Meima Ali, another mother, with three kids, said she was against the war, but that her voice was not listened to in a community dominated by men.
"My husband has to decide between finding work or looking like a traitor for not going to the front," she said. "How am I going to survive without him? Here, we live as if we were dead.” Morocco denies that there is an armed conflict raging in what it calls its "southern provinces," where about 90,000 Sahrawi people are estimated to live alongside 350,000 Moroccans.
Morocco has told the U.N. mission that its troops only return fire "in cases of direct threat” and "always in proportion to actions” of the Polisario. In a response to questions from The Associated Press (AP), the Moroccan government said that there have been "unilateral attacks” by the Polisario but no casualties on the Moroccan side. It called any effort to portray the conflict as something bigger "propaganda elements intended for the media” and "desperate gesticulations to attract attention.”

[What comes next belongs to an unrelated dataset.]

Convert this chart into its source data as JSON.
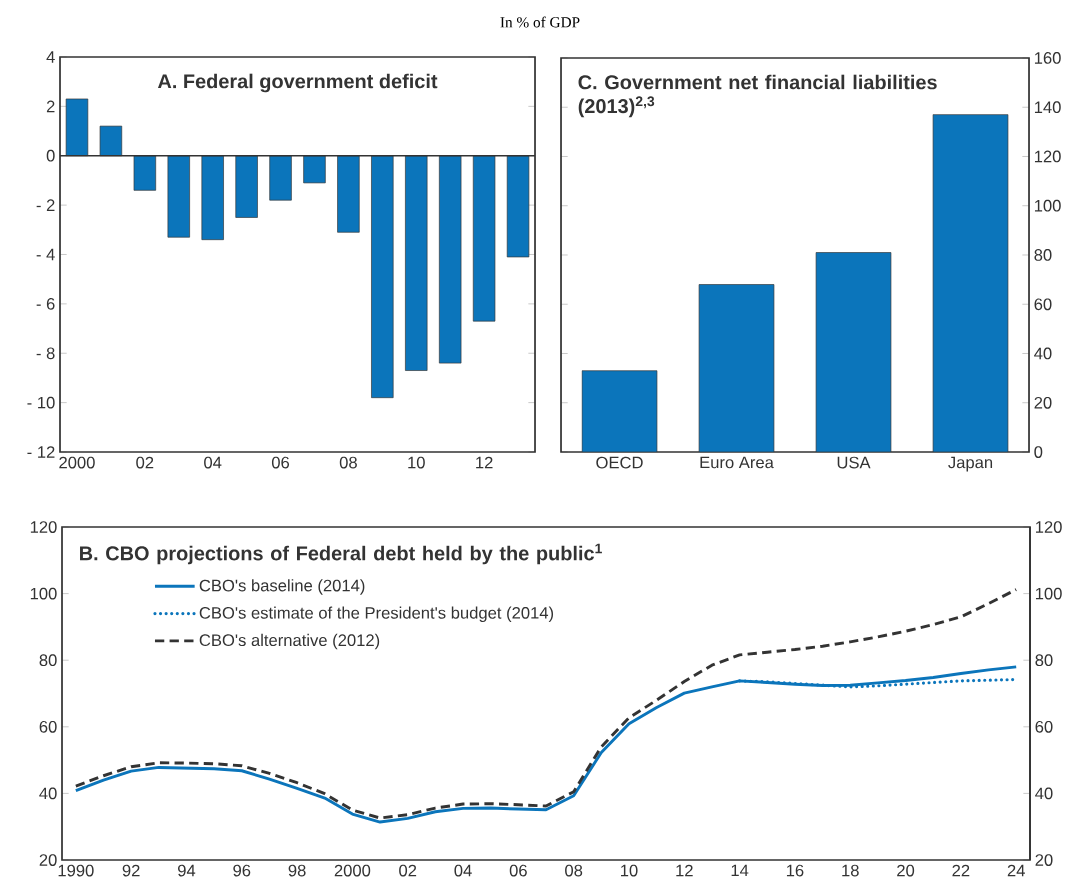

Intissar Fakir, an expert on the region for the Washington-based Middle East Institute, said that a full-fledged conflict – which could pit Morocco and Algeria against each other – wasn't in anyone's interest. But she said that negotiating a lasting solution wouldn't be easy either. "Maybe in terms of international law, the Polisario have their standing, but I think Morocco here is the strongest it has ever been with the U.S. recognition and de facto control over most of the territory,” she said. But the Polisario, she added, "is more entrenched in their own position because they really have kind of nothing to lose at this point.”
Although many interviewed by the AP at the camps or on the front line expressed frustration with the years of negotiations that the Polisario defended until last year, open criticism is hard to come by in such a tight community.
Baali Hamudi Nayim, a veteran of the 1970s and 1980s war against Mauritania and Morocco, said he had been against the 1991 cease-fire.
"If it was up to me, the time for a political solution without any guarantees, through the U.N. or others, is over,” said Hamudi, who is back in his guerrilla attire to oversee battalions in the restive Mahbas. "For me, the solution is a military one.”